Une élévation posthume qui divise encore
Le président a toutefois écarté l’idée d’une panthéonisation de Dreyfus, comme le réclament certains historiens et élus. En revanche, l’Assemblée nationale a voté à l’unanimité, en juin, une proposition de loi visant à l’élever au grade de général de brigade, 90 ans après sa mort. Le texte doit encore être validé par le Sénat.

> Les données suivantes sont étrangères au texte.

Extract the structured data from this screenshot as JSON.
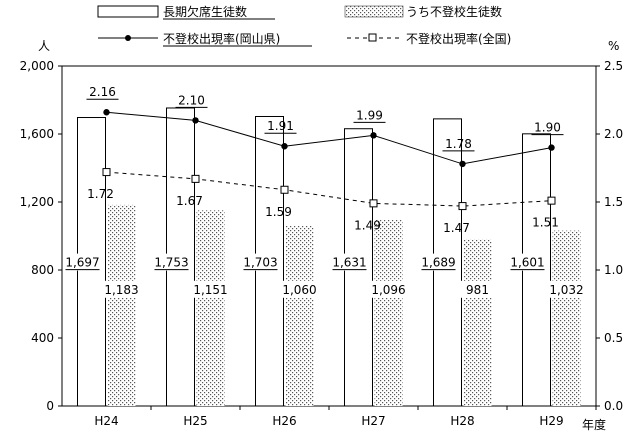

Derrière ce geste, une tension persiste : peut-on réparer l’irréparable ? Jusqu’à sa mort en 1935, Dreyfus lui-même jugea injustes les conditions de sa réintégration. Et même si Jacques Chirac affirmait déjà en 2006 que « justice ne lui a pas complètement été rendue », aucun président n’avait jusqu’ici pris cette décision symbolique d’institutionnaliser sa mémoire.
La première cérémonie aura lieu le 12 juillet 2026, pour le 120e anniversaire de la décision de la Cour de cassation. À travers elle, la République entend affirmer que le dreyfusisme — cette alliance du droit, de la vérité et du courage civique — doit demeurer une boussole morale pour les générations à venir.
Macron ne réhabilite pas Dreyfus : il réarme la République. En inscrivant le 12 juillet dans le calendrier national, il transforme un drame historique en leçon de vigilance. Car l’affaire Dreyfus n’est pas terminée. Elle continue, sous d’autres formes, chaque fois que la haine tente de réécrire la vérité.